A self-evolving open source project where the community votes on pull requests every week to determine what gets merged into the codebase.
Features: OpenChaos is a radical experiment in collaborative software engineering that replaces traditional top-down code reviews with a democratic, community-driven voting system. Every week, the codebase is subjected to a public poll where contributors and spectators alike vote on incoming pull requests. Features, bug fixes, and experimental code blocks only make it into the master branch if they gain enough community support, creating a living, breathing codebase that evolves based on collective preference rather than a single maintainerβs vision.
History: Born from a fascination with decentralized governance and the chaotic nature of open-source collaboration, OpenChaos was designed to test the limits of what happens when a software project is treated like a public consensus experiment. It challenges the conventional wisdom of structured software development by intentionally introducing unpredictability, effectively turning the act of coding into a high-stakes, community-fueled game of digital evolution.

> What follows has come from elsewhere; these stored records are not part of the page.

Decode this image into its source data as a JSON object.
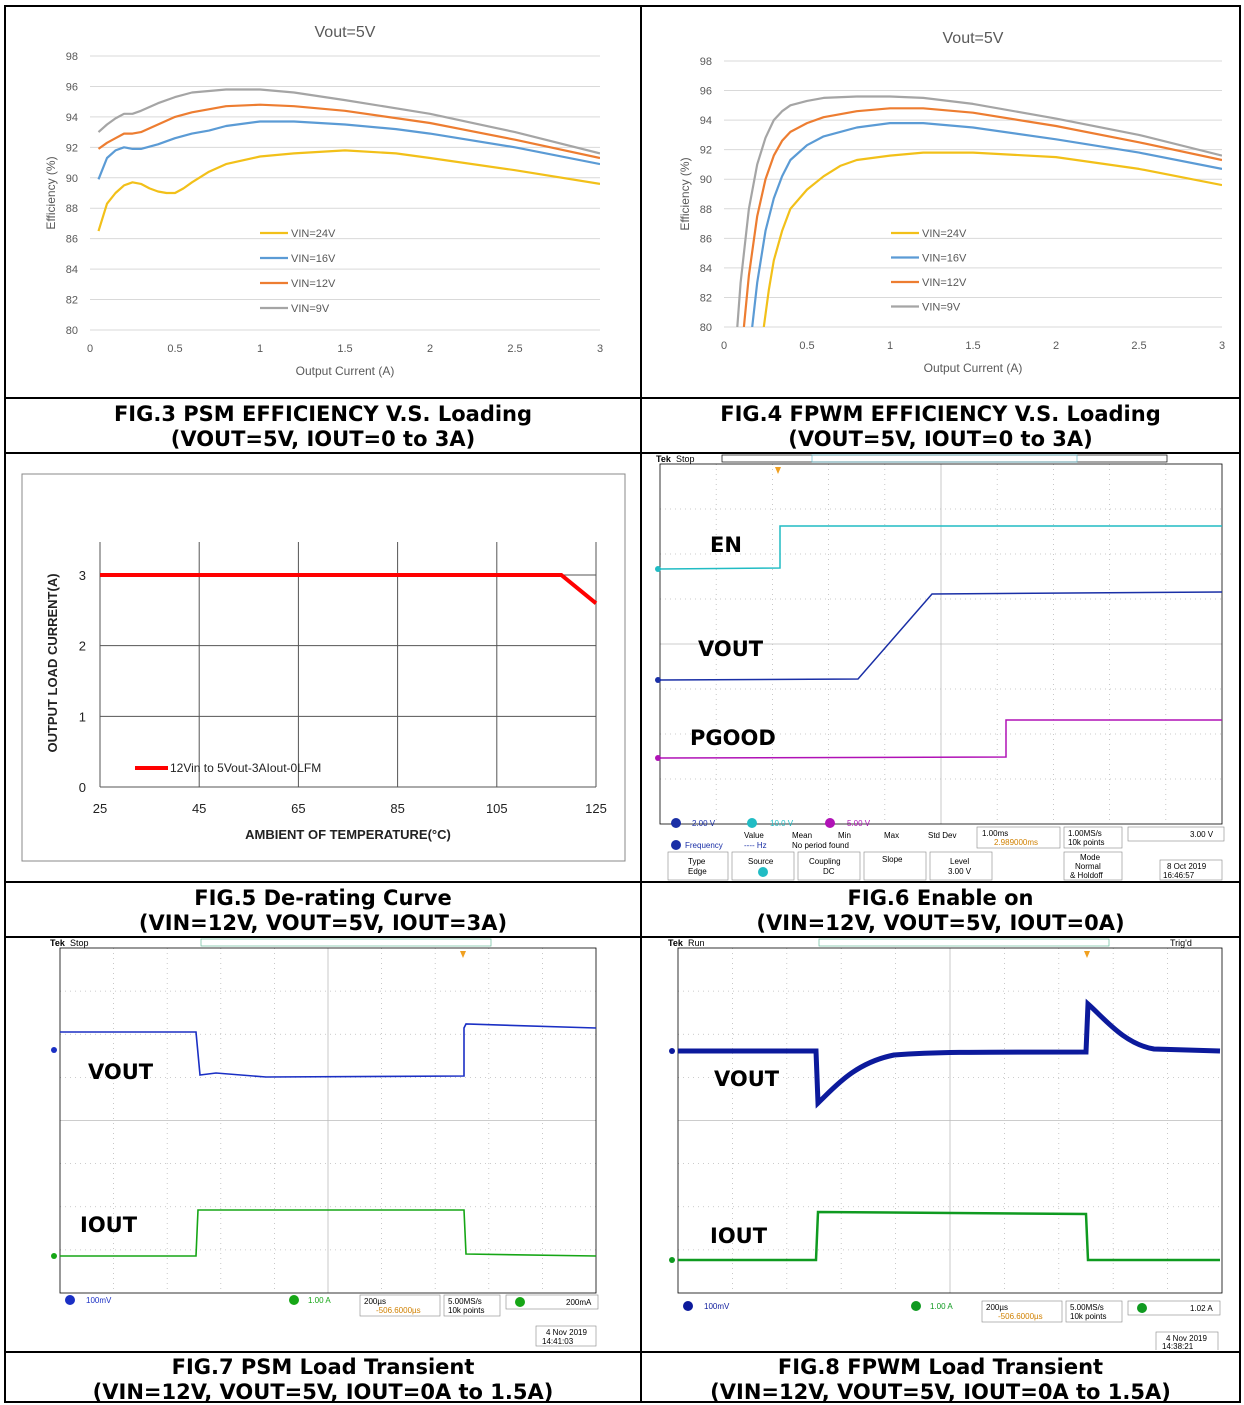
{
  "cells": {
    "fig3": {
      "caption_line1": "FIG.3 PSM EFFICIENCY V.S. Loading",
      "caption_line2": "(VOUT=5V, IOUT=0 to 3A)"
    },
    "fig4": {
      "caption_line1": "FIG.4 FPWM EFFICIENCY V.S. Loading",
      "caption_line2": "(VOUT=5V, IOUT=0 to 3A)"
    },
    "fig5": {
      "caption_line1": "FIG.5 De-rating Curve",
      "caption_line2": "(VIN=12V, VOUT=5V, IOUT=3A)"
    },
    "fig6": {
      "caption_line1": "FIG.6 Enable on",
      "caption_line2": "(VIN=12V, VOUT=5V, IOUT=0A)",
      "scope": {
        "status": "Stop",
        "labels": [
          "EN",
          "VOUT",
          "PGOOD"
        ],
        "ch1": "2.00 V",
        "ch2": "10.0 V",
        "ch3": "5.00 V",
        "timebase": "1.00ms",
        "trigger_pos": "2.989000ms",
        "sample": "1.00MS/s",
        "points": "10k points",
        "trig_level": "3.00 V",
        "meas_header": [
          "Value",
          "Mean",
          "Min",
          "Max",
          "Std Dev"
        ],
        "meas_name": "Frequency",
        "meas_value": "---- Hz",
        "meas_note": "No period found",
        "menu_type": "Type",
        "menu_type_val": "Edge",
        "menu_source": "Source",
        "menu_coupling": "Coupling",
        "menu_coupling_val": "DC",
        "menu_slope": "Slope",
        "menu_level": "Level",
        "menu_level_val": "3.00 V",
        "menu_mode": "Mode",
        "menu_mode_val1": "Normal",
        "menu_mode_val2": "& Holdoff",
        "date": "8 Oct  2019",
        "time": "16:46:57"
      }
    },
    "fig7": {
      "caption_line1": "FIG.7 PSM Load Transient",
      "caption_line2": "(VIN=12V, VOUT=5V, IOUT=0A to 1.5A)",
      "scope": {
        "status": "Stop",
        "labels": [
          "VOUT",
          "IOUT"
        ],
        "ch1": "100mV",
        "ch4": "1.00 A",
        "timebase": "200µs",
        "trigger_pos": "-506.6000µs",
        "sample": "5.00MS/s",
        "points": "10k points",
        "trig_level": "200mA",
        "date": "4 Nov 2019",
        "time": "14:41:03"
      }
    },
    "fig8": {
      "caption_line1": "FIG.8 FPWM Load Transient",
      "caption_line2": "(VIN=12V, VOUT=5V, IOUT=0A to 1.5A)",
      "scope": {
        "status": "Run",
        "trig_status": "Trig'd",
        "labels": [
          "VOUT",
          "IOUT"
        ],
        "ch1": "100mV",
        "ch4": "1.00 A",
        "timebase": "200µs",
        "trigger_pos": "-506.6000µs",
        "sample": "5.00MS/s",
        "points": "10k points",
        "trig_level": "1.02 A",
        "date": "4 Nov 2019",
        "time": "14:38:21"
      }
    }
  },
  "chart_data": [
    {
      "id": "fig3",
      "type": "line",
      "title": "Vout=5V",
      "xlabel": "Output Current (A)",
      "ylabel": "Efficiency (%)",
      "xlim": [
        0,
        3
      ],
      "ylim": [
        80,
        98
      ],
      "xticks": [
        "0",
        "0.5",
        "1",
        "1.5",
        "2",
        "2.5",
        "3"
      ],
      "yticks": [
        "80",
        "82",
        "84",
        "86",
        "88",
        "90",
        "92",
        "94",
        "96",
        "98"
      ],
      "grid": true,
      "legend": "center",
      "series": [
        {
          "name": "VIN=24V",
          "color": "#f2c019",
          "x": [
            0.05,
            0.1,
            0.15,
            0.2,
            0.25,
            0.3,
            0.35,
            0.4,
            0.45,
            0.5,
            0.55,
            0.6,
            0.7,
            0.8,
            1.0,
            1.2,
            1.5,
            1.8,
            2.0,
            2.5,
            3.0
          ],
          "y": [
            86.5,
            88.3,
            89.0,
            89.5,
            89.7,
            89.6,
            89.3,
            89.1,
            89.0,
            89.0,
            89.3,
            89.7,
            90.4,
            90.9,
            91.4,
            91.6,
            91.8,
            91.6,
            91.3,
            90.5,
            89.6
          ]
        },
        {
          "name": "VIN=16V",
          "color": "#5b9bd5",
          "x": [
            0.05,
            0.1,
            0.15,
            0.2,
            0.25,
            0.3,
            0.4,
            0.5,
            0.6,
            0.7,
            0.8,
            1.0,
            1.2,
            1.5,
            1.8,
            2.0,
            2.5,
            3.0
          ],
          "y": [
            89.9,
            91.3,
            91.8,
            92.0,
            91.9,
            91.9,
            92.2,
            92.6,
            92.9,
            93.1,
            93.4,
            93.7,
            93.7,
            93.5,
            93.2,
            92.9,
            92.0,
            90.9
          ]
        },
        {
          "name": "VIN=12V",
          "color": "#ed7d31",
          "x": [
            0.05,
            0.1,
            0.15,
            0.2,
            0.25,
            0.3,
            0.4,
            0.5,
            0.6,
            0.8,
            1.0,
            1.2,
            1.5,
            2.0,
            2.5,
            3.0
          ],
          "y": [
            91.9,
            92.3,
            92.6,
            92.9,
            92.9,
            93.0,
            93.5,
            94.0,
            94.3,
            94.7,
            94.8,
            94.7,
            94.4,
            93.6,
            92.5,
            91.3
          ]
        },
        {
          "name": "VIN=9V",
          "color": "#a5a5a5",
          "x": [
            0.05,
            0.1,
            0.15,
            0.2,
            0.25,
            0.3,
            0.4,
            0.5,
            0.6,
            0.8,
            1.0,
            1.2,
            1.5,
            2.0,
            2.5,
            3.0
          ],
          "y": [
            93.0,
            93.5,
            93.9,
            94.2,
            94.2,
            94.4,
            94.9,
            95.3,
            95.6,
            95.8,
            95.8,
            95.6,
            95.1,
            94.2,
            93.0,
            91.6
          ]
        }
      ]
    },
    {
      "id": "fig4",
      "type": "line",
      "title": "Vout=5V",
      "xlabel": "Output Current (A)",
      "ylabel": "Efficiency (%)",
      "xlim": [
        0,
        3
      ],
      "ylim": [
        80,
        98
      ],
      "xticks": [
        "0",
        "0.5",
        "1",
        "1.5",
        "2",
        "2.5",
        "3"
      ],
      "yticks": [
        "80",
        "82",
        "84",
        "86",
        "88",
        "90",
        "92",
        "94",
        "96",
        "98"
      ],
      "grid": true,
      "legend": "center-right",
      "series": [
        {
          "name": "VIN=24V",
          "color": "#f2c019",
          "x": [
            0.24,
            0.27,
            0.3,
            0.35,
            0.4,
            0.5,
            0.6,
            0.7,
            0.8,
            1.0,
            1.2,
            1.5,
            2.0,
            2.5,
            3.0
          ],
          "y": [
            80,
            82.5,
            84.5,
            86.5,
            88.0,
            89.3,
            90.2,
            90.9,
            91.3,
            91.6,
            91.8,
            91.8,
            91.5,
            90.7,
            89.6
          ]
        },
        {
          "name": "VIN=16V",
          "color": "#5b9bd5",
          "x": [
            0.17,
            0.2,
            0.25,
            0.3,
            0.35,
            0.4,
            0.5,
            0.6,
            0.8,
            1.0,
            1.2,
            1.5,
            2.0,
            2.5,
            3.0
          ],
          "y": [
            80,
            83.0,
            86.5,
            88.7,
            90.2,
            91.3,
            92.3,
            92.9,
            93.5,
            93.8,
            93.8,
            93.5,
            92.7,
            91.8,
            90.7
          ]
        },
        {
          "name": "VIN=12V",
          "color": "#ed7d31",
          "x": [
            0.12,
            0.15,
            0.2,
            0.25,
            0.3,
            0.35,
            0.4,
            0.5,
            0.6,
            0.8,
            1.0,
            1.2,
            1.5,
            2.0,
            2.5,
            3.0
          ],
          "y": [
            80,
            83.5,
            87.5,
            90.0,
            91.6,
            92.6,
            93.2,
            93.8,
            94.2,
            94.6,
            94.8,
            94.8,
            94.5,
            93.6,
            92.5,
            91.3
          ]
        },
        {
          "name": "VIN=9V",
          "color": "#a5a5a5",
          "x": [
            0.08,
            0.1,
            0.15,
            0.2,
            0.25,
            0.3,
            0.35,
            0.4,
            0.5,
            0.6,
            0.8,
            1.0,
            1.2,
            1.5,
            2.0,
            2.5,
            3.0
          ],
          "y": [
            80,
            83.0,
            88.0,
            91.0,
            92.8,
            94.0,
            94.6,
            95.0,
            95.3,
            95.5,
            95.6,
            95.6,
            95.5,
            95.1,
            94.1,
            93.0,
            91.6
          ]
        }
      ]
    },
    {
      "id": "fig5",
      "type": "line",
      "xlabel": "AMBIENT OF TEMPERATURE(°C)",
      "ylabel": "OUTPUT LOAD CURRENT(A)",
      "xlim": [
        25,
        125
      ],
      "ylim": [
        0,
        3
      ],
      "xticks": [
        "25",
        "45",
        "65",
        "85",
        "105",
        "125"
      ],
      "yticks": [
        "0",
        "1",
        "2",
        "3"
      ],
      "grid": true,
      "legend": "bottom-left",
      "series": [
        {
          "name": "12Vin to 5Vout-3AIout-0LFM",
          "color": "#ff0000",
          "x": [
            25,
            118,
            125
          ],
          "y": [
            3,
            3,
            2.6
          ]
        }
      ]
    }
  ]
}
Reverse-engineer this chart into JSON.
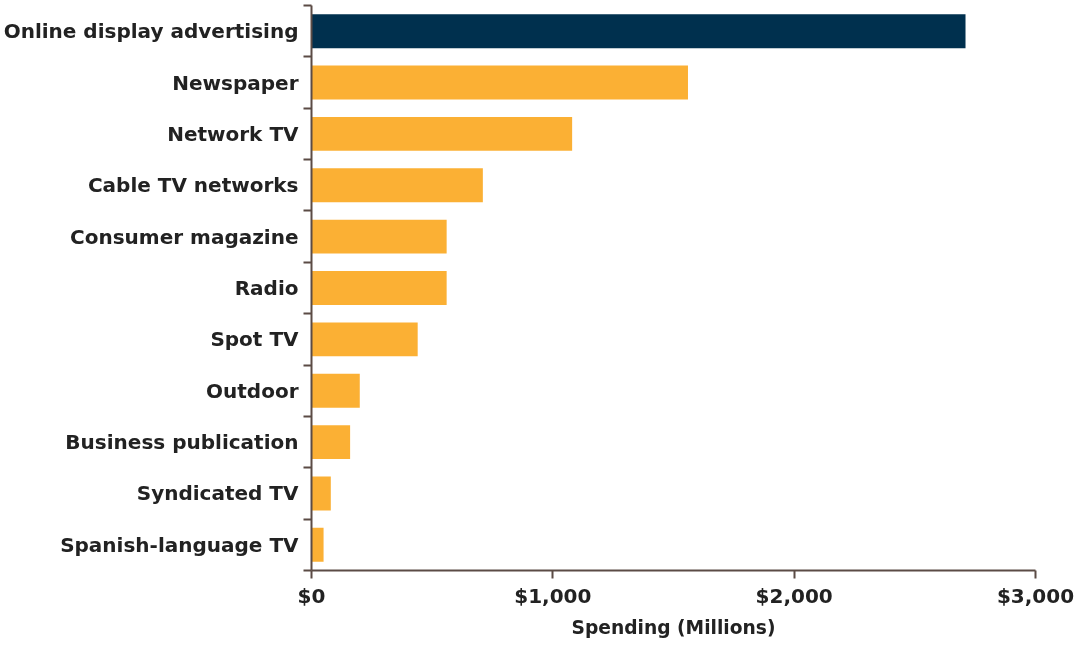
{
  "chart_data": {
    "type": "bar",
    "orientation": "horizontal",
    "categories": [
      "Online display advertising",
      "Newspaper",
      "Network TV",
      "Cable TV networks",
      "Consumer magazine",
      "Radio",
      "Spot TV",
      "Outdoor",
      "Business publication",
      "Syndicated TV",
      "Spanish-language TV"
    ],
    "values": [
      2710,
      1560,
      1080,
      710,
      560,
      560,
      440,
      200,
      160,
      80,
      50
    ],
    "colors": [
      "#00304e",
      "#fbb034",
      "#fbb034",
      "#fbb034",
      "#fbb034",
      "#fbb034",
      "#fbb034",
      "#fbb034",
      "#fbb034",
      "#fbb034",
      "#fbb034"
    ],
    "xlabel": "Spending (Millions)",
    "xlim": [
      0,
      3000
    ],
    "xticks": [
      {
        "value": 0,
        "label": "$0"
      },
      {
        "value": 1000,
        "label": "$1,000"
      },
      {
        "value": 2000,
        "label": "$2,000"
      },
      {
        "value": 3000,
        "label": "$3,000"
      }
    ],
    "grid": false
  }
}
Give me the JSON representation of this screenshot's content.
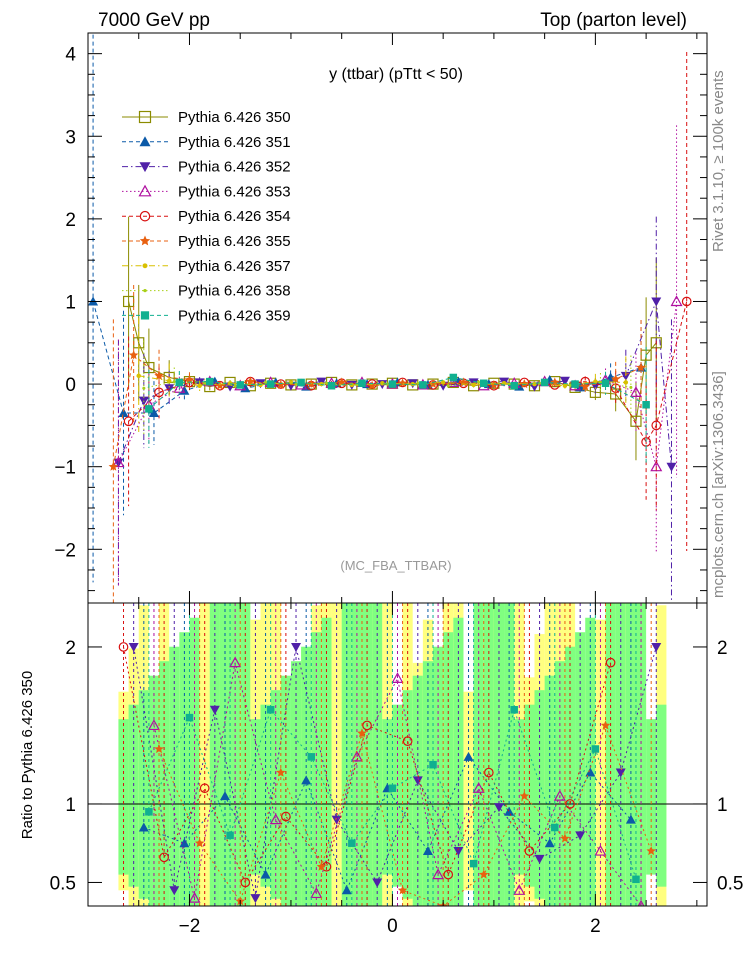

Use cases: OpenChaos is perfect for developers who want to witness the impact of herd mentality on code architecture, students studying alternative governance models in technology, and anyone looking for a fun, weird, and highly interactive way to contribute to an unpredictable project. It serves as an experimental playground for those who want to see their ideas survive the "trial by vote" and participate in the rapid, unconventional growth of a community-curated codebase.